3. JRHS fosters Joy. Too often, we fall into the modern trap that school should be “fun.” Generations before us did not equate nor expect schools to produce fun. Some of it will indeed be fun, and some of it will be just plain hard work. What results from a JRHS education, well invested, is an overall sense of joy, accomplishment and confidence that is accrued over time. Joy wins the day, and the JRHS graduate is prepared for the joys and hardships of life as it really is.
4. JRHS teaches accountability and responsibility. Schools tend to focus on rules and regulations that direct behavior. Not so at JRHS. In addition to the necessary rules and policies, we have created powerful life-forming documents such as the Covenant that impact a student’s heart, not just their outward behavior. Over time, the JRHS student grows to accept and love JRHS, and to see how attributes such as responsibly and accountably are growing in them all the time.
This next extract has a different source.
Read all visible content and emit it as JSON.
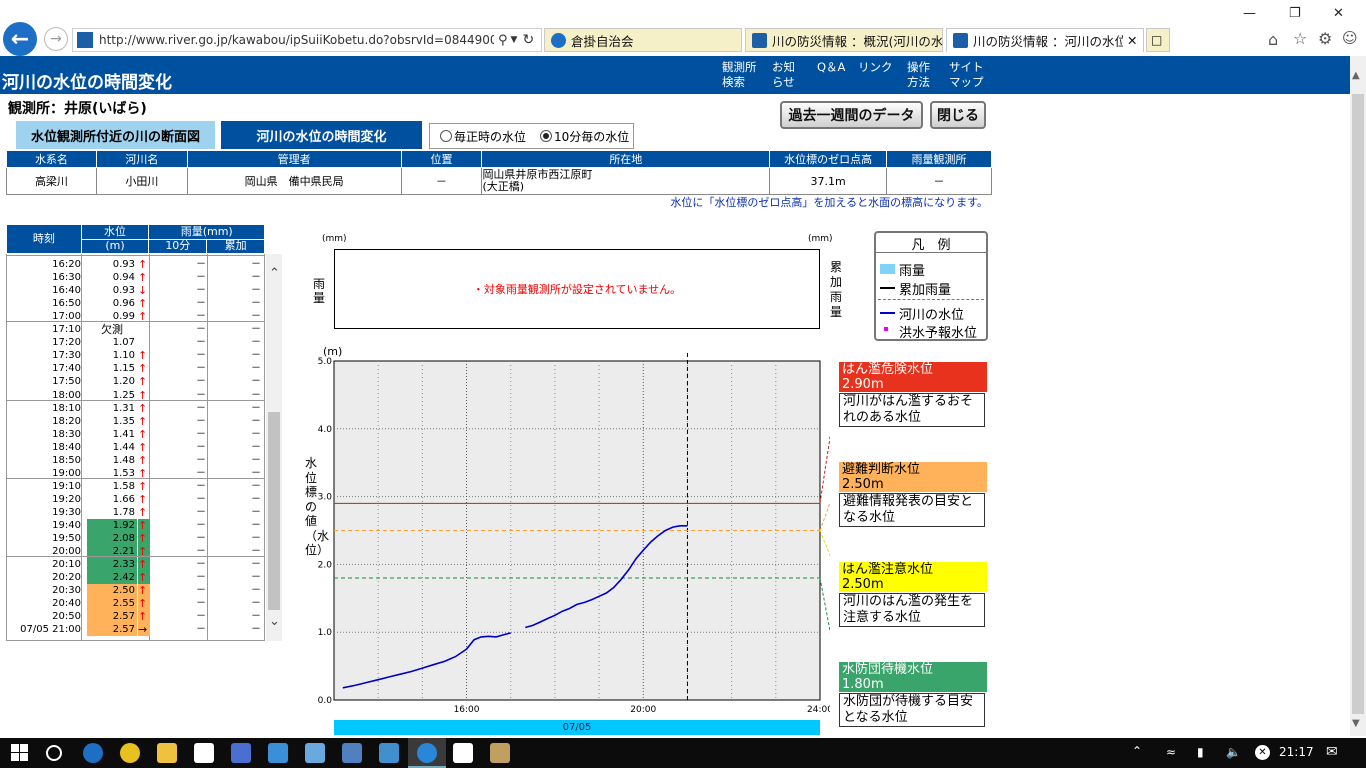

5. JRHS builds mind, body and spirit. At JRHS, we unabashedly state that we are after the formation of the mind, the body and the spirit. Through the spiritual formation that goes on here, a student will become more like Christ every day. Through the academic programs, the student is stepping into a category that is becoming more and more elite in modern culture – to be truly, broadly and Christianly educated. And through a career of projects as diverse as New England’s weather, the JRHS graduate gains skills of their hands and the workplace.
What makes JRHS Great? It is a rare gem of Christian Community, where students pursue profound and meaningful learning, and Kingdom leadership is celebrated. I thank God every day for this amazing place I get to lead.